During one of my final semesters at C.W. Post, I was assigned to come up with a program concept for my TV Production class, one that would be filmed and broadcast on the college’s television channel at a later date. Thus was born “Rants & Raves,” a smashing success of a debate/talk show – complete with a live studio audience – which lasted one entire half hour. I don’t believe it was ever broadcast, actually, nor was it picked up for another installment. 

Imagine that.

Not being too fascinated by the technical aspect of television production myself, I assigned myself to the duties of hosting the show, while relying on the skills of my more mechanically inclined classmates to actually “produce” the episode - you know, do all the work. I then enlisted the aid of four friends from the Honors Program, figuring they could speak intelligently on the given topic – at that time, back in the Fall of 2003, the pros and cons of becoming involved in the Iraq War – leaving me to do nothing more than moderate and throw out a few questions here and there. As it turned out, I didn’t even have to do that much.

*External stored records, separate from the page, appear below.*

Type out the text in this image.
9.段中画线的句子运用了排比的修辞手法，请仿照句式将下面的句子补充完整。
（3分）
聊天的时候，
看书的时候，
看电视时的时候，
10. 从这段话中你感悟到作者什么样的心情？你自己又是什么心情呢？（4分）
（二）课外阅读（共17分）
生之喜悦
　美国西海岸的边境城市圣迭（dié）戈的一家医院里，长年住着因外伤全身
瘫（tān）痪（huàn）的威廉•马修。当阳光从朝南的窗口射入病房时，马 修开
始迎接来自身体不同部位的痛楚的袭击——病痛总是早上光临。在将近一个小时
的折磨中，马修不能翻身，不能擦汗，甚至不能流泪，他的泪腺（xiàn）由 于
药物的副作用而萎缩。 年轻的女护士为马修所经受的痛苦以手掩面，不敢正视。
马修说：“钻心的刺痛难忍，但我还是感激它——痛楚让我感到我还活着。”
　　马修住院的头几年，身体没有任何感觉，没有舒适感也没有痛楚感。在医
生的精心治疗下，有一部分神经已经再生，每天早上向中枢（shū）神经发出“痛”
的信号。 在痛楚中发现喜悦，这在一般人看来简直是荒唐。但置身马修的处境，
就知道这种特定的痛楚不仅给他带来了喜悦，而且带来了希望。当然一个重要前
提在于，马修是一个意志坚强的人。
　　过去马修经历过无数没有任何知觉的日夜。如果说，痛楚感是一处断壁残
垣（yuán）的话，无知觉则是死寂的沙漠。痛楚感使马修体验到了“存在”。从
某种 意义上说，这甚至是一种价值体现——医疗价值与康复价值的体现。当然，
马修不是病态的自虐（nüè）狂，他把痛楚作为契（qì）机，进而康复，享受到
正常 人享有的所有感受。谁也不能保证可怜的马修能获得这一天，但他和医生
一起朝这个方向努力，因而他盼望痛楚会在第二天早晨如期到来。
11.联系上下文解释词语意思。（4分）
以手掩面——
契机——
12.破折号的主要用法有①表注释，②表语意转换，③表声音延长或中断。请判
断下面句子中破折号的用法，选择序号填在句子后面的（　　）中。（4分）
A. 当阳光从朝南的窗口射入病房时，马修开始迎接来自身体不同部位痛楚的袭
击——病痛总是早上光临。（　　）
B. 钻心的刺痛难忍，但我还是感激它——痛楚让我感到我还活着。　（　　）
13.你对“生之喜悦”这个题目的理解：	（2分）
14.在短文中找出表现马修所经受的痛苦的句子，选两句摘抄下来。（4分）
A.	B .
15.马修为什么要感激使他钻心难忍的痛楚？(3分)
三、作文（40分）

Looking back at the unedited video, I must say that our “performances” were fairly hysterical. The panel consisted of two guys and two girls, with the opinions fairly split down the middle, one sex vs. the other. The studio audience was comprised of an entire Political Science/Ethics class, most of whom looked as though they’d rather be anywhere else.

As the debate raged on around me, I sat perched on the edge of the couch, desperately trying not to laugh, as my four friends became more and more animated, the discussion growing ever more heated with each passing moment. About 40 or 45 minutes in (did I mention that this was to be a 30 minute program?), I finally managed to interject that we should open the debate to questions from our audience. And so ensued even more hilarity.

We had a grand total of two questions, one from an old man who must have been returning to school, the other from a student who felt the need to note the irony of our girls vs. guys scenario. That was it. Stimulating, I know.

Looking back, this one little episode was definitely an interesting concept, one that – despite its obvious flaws – actually did accomplish its purpose in the end, perfectly capturing this one little moment in time and the opinions of a handful of those who were there.  

The unedited version clocked in at just under 90 minutes.